Khaled Hosseini, seorang penulis ternama pernah berkata, "like a compass needle that points north, a man's accusing finger always finds a woman. Always."
Kutipan itu terasa begitu romantis ketika saya baca. Betapa, kisah dua insan manusia selalu menarik untuk diceritakan, terlebih jika terjadi di tempat yang sedemikian indah laiknya yang dialami oleh Wine dan Nuah.
Siapa mereka?
Berdasakan cerita versi Portugis, mereka berdualah yang mula-mula mendiami Semenanjung Minahasa Utara sekitar tahun 1550 lalu. Tepatnya, di kampung Winenuah (atau Winawanua yang berarti Kampung Tua) yang dinamakan menggunakan nama keduanya.
Saat daerah-daerah di ujung timur laut Sulawesi ini kemudian "disatukan" dengan Bahasa Tonsea (bahasa Melayu-Polinesia yang masuk dalam rumpun bahasa Minahasa), nama Winawanua diubah kembali menjadi Linekepan di tahun 1600-an.
Hingga sekarang dikenal menjadi Likupang atas usul Portugis kepada Dotu Rottie, daerah pesisir seluas 200 hektare yang namanya diambil dari dua daerah yakni Li dari kata Linekepan (berarti "Kampung Paling Ujung") dan Kupang yang merujuk pada orang-orang Kupang yang datang untuk berdagang.
Lantas, kenapa Wine dan Nuah dulu rela mendiami tempat yang berada di ujung semenanjung North Sulawesi itu ya?
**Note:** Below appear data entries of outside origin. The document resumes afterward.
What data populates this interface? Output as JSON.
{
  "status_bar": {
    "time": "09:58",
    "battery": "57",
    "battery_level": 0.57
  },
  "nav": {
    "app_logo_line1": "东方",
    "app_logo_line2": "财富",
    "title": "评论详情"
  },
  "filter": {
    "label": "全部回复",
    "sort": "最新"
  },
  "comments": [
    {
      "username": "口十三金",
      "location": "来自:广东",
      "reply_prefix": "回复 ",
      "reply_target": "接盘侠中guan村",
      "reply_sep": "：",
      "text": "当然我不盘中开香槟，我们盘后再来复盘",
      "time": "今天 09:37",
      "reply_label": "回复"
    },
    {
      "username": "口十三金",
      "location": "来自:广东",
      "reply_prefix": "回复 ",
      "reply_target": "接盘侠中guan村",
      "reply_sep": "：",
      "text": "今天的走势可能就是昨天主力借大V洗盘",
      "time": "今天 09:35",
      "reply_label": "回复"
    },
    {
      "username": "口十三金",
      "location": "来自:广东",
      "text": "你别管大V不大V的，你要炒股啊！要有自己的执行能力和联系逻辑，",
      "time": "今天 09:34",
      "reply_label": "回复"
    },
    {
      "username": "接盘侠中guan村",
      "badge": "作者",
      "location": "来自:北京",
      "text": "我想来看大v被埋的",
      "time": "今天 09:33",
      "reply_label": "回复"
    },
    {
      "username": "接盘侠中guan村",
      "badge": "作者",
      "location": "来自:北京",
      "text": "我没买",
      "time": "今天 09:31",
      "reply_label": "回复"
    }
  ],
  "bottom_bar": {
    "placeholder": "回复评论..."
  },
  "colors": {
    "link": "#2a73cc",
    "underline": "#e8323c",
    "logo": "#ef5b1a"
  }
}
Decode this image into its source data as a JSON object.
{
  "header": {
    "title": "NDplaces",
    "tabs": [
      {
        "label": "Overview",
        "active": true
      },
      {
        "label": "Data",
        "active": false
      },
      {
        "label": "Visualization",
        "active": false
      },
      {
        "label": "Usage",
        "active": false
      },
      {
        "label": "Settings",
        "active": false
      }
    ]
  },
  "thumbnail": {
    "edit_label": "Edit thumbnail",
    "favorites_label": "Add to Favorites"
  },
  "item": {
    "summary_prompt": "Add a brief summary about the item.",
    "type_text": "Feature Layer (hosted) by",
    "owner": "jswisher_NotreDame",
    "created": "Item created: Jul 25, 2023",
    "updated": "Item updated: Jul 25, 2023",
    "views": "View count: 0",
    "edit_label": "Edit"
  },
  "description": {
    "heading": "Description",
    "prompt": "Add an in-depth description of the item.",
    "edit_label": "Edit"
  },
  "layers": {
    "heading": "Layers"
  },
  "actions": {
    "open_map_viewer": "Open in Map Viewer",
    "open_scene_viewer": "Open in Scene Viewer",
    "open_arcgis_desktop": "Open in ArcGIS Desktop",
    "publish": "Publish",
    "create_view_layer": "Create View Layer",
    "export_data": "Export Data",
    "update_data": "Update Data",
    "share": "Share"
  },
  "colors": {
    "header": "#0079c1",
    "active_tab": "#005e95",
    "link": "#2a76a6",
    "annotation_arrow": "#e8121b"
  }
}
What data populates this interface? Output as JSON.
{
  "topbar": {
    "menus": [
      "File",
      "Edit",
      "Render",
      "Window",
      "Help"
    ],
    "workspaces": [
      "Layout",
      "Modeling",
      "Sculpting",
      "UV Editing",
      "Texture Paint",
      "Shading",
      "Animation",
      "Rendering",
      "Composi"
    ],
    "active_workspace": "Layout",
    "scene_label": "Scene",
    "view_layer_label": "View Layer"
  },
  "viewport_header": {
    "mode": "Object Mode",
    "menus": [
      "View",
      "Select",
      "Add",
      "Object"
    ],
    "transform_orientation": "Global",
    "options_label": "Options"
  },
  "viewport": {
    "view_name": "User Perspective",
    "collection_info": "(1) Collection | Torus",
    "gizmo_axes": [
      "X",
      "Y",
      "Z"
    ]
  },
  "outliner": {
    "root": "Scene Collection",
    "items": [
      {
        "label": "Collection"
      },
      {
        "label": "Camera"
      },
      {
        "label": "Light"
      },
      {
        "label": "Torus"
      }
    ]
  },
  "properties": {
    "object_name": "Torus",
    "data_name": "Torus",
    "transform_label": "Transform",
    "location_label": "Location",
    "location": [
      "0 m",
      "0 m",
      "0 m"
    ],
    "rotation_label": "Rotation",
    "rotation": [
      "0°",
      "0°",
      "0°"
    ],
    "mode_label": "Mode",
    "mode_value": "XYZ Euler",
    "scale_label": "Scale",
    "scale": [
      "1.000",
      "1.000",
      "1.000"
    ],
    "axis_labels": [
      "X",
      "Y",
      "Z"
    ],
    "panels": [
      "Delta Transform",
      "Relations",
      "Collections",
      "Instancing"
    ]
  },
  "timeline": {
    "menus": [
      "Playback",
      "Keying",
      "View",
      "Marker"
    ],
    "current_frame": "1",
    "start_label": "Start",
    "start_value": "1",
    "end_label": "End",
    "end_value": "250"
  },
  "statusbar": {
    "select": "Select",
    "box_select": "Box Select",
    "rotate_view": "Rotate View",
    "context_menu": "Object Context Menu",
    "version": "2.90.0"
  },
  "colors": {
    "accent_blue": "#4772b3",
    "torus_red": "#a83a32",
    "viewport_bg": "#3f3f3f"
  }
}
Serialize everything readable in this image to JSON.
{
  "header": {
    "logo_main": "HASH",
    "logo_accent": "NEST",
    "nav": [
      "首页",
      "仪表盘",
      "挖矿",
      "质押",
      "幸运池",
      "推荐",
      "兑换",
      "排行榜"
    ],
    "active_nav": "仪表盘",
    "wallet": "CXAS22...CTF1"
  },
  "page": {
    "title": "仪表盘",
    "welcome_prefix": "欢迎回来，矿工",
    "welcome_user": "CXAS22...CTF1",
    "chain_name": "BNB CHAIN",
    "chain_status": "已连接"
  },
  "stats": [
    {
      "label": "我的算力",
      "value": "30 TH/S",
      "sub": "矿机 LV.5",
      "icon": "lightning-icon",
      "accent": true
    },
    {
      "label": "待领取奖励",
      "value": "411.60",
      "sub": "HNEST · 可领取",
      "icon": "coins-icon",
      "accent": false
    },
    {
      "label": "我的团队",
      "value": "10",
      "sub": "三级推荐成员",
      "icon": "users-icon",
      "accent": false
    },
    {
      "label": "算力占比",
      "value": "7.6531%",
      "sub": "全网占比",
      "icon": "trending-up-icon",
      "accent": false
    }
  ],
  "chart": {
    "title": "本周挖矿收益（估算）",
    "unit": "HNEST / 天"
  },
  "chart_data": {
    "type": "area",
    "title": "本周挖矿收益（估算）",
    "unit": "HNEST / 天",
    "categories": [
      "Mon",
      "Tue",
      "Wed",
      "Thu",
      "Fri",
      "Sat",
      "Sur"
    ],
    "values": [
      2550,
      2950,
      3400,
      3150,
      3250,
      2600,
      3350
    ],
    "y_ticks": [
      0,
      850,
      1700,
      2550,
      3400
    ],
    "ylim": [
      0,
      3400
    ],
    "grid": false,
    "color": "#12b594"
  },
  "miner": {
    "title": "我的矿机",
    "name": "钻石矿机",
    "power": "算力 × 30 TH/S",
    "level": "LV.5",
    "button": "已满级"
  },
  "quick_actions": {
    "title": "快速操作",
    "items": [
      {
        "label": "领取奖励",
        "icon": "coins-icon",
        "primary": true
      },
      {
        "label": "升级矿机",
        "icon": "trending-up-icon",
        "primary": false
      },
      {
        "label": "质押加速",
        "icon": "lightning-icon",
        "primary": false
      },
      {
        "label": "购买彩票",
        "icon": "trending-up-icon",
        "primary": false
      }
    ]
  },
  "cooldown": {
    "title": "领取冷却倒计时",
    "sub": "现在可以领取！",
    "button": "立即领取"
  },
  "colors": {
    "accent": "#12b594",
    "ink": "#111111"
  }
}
MENYEMAI CINTA LEWAT PANDANGAN MATA
Wine dan Nuah jelas sudah tiada sehingga saya tidak bisa mengkonfirmasi langsung jawaban dari pertanyaan tersebut.
Namun, terlepas dari sederet alasan kepindahan mereka, saya yakin salah satunya dikarenakan lanskap alam yang menawan.